Cuban-American lawyer and television arbitrator

Ana María Polo González (11 April 1959) is a Cuban-American lawyer and television personality, best known as an arbitrator on the Spanish-language court show Caso Cerrado and the Anglophone spin-off counterpart Ana Polo Rules.

== Early life ==
Born in Havana, Polo's family moved to Miami when she was 2 years old. They later moved to Puerto Rico, where she participated in different musicals including Godspell, Jubilee and Show Boat in addition to singing with the choir of Jubilee, which was invited by Pope Paul VI to sing at St. Peter's Basilica in Rome as part of the celebration of the 1975 Holy Year.

== Career ==
Polo graduated from the University of Miami School of Law in 1987 and is a member of the Florida Bar. She was a member of the law firm of Emmanuel Perez & Associates, P.A. in Coral Gables, Florida.

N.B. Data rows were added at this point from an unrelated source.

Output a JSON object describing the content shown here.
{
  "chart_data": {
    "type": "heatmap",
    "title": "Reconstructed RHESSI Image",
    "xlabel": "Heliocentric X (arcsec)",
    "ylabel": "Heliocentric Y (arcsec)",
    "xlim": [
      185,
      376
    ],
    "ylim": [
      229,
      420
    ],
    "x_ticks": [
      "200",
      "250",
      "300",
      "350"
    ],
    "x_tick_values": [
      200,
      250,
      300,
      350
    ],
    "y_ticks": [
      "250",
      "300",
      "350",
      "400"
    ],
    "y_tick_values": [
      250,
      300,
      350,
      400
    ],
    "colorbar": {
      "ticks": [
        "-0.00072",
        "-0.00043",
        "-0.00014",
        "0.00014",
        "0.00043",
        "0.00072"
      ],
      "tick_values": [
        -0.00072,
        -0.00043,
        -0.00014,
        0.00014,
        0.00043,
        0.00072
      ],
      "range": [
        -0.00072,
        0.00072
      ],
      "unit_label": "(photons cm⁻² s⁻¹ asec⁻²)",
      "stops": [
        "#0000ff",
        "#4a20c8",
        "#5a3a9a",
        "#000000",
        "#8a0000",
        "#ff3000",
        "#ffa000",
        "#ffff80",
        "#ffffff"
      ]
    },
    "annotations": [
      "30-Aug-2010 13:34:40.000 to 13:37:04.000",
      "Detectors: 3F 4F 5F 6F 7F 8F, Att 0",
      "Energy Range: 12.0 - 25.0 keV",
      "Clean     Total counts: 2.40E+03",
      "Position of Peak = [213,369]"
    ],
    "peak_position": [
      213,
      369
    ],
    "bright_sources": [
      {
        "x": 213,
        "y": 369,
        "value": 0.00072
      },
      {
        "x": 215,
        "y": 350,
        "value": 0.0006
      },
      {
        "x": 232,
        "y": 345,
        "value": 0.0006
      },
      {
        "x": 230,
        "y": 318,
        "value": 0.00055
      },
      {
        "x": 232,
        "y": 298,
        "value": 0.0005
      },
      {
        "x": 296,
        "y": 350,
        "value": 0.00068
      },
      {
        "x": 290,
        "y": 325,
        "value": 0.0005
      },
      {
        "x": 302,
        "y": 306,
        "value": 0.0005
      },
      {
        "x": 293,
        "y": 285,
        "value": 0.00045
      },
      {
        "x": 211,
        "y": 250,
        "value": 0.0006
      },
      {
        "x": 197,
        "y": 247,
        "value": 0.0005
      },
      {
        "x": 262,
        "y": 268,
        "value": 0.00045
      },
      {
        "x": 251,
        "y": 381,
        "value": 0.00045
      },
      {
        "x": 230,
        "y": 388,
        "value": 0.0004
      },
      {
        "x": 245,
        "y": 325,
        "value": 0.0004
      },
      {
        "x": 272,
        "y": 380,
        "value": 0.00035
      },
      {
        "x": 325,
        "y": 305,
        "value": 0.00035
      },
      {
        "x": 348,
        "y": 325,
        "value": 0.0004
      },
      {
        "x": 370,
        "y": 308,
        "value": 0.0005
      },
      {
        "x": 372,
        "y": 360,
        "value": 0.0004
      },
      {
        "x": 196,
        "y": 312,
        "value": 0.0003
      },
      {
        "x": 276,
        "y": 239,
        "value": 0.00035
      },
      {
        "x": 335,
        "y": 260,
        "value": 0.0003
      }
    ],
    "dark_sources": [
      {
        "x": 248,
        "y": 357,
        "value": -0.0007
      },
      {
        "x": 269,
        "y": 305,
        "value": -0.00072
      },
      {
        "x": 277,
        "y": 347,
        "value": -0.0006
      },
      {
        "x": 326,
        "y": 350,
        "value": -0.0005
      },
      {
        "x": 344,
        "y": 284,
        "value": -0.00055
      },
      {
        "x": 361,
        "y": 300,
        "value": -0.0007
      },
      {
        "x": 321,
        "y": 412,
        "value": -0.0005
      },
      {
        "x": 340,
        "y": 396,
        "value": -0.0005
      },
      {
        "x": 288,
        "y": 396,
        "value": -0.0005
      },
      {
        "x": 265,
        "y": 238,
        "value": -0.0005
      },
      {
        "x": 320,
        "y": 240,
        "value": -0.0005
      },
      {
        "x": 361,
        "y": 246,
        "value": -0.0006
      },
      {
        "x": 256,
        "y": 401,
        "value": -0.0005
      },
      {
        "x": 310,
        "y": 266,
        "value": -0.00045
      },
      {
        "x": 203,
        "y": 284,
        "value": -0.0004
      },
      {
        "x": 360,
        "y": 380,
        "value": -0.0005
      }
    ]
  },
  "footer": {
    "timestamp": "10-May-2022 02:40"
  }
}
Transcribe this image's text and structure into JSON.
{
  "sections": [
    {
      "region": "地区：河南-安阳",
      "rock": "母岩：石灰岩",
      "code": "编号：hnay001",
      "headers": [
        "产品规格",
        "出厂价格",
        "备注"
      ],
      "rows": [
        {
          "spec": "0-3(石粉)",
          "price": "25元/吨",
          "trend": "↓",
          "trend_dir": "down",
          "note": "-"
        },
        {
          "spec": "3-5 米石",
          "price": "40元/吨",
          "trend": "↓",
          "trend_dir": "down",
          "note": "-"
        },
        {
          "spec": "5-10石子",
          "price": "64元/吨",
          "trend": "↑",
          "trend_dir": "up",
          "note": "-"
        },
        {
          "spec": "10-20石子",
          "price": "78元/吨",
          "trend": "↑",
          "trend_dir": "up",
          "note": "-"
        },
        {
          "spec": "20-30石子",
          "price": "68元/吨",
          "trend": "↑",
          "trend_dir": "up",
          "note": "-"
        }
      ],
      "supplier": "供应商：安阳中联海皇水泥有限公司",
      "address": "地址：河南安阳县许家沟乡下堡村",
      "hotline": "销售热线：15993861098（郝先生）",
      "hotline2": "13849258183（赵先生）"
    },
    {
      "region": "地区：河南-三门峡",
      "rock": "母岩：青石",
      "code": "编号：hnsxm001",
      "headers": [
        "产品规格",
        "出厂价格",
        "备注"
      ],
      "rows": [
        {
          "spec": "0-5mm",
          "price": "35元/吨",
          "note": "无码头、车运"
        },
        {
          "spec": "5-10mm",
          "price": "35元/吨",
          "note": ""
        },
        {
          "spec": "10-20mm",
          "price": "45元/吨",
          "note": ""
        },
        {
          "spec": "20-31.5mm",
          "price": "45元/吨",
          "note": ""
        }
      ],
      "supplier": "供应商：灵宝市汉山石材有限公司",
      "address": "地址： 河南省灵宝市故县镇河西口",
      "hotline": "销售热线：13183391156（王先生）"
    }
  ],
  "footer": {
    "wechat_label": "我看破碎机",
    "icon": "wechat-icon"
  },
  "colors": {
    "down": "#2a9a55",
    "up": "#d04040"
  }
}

From 2 April 2001 to 10 December 2019, she arbitrated the popular Spanish-language TV show Caso Cerrado, which airs on Telemundo and can also be viewed on the YouTube channel. In 2010, Caso Cerrado, which Polo created, was nominated for a Daytime Emmy Award for Outstanding Legal/Courtroom Program. This marked the first time a program from a Spanish-language network had been nominated for an Emmy.

In 2017, Polo created the English-language spin-off of Caso Cerrado called Ana Polo Rules with the same synopsis; however, it was cancelled after only 15 episodes due to declining ratings. All 15 episodes are available to stream on Tubi.

== Personal life ==
A breast cancer survivor, Polo frequently speaks about it and raises funds for the cause. She has also advocated for LGBT rights throughout her career.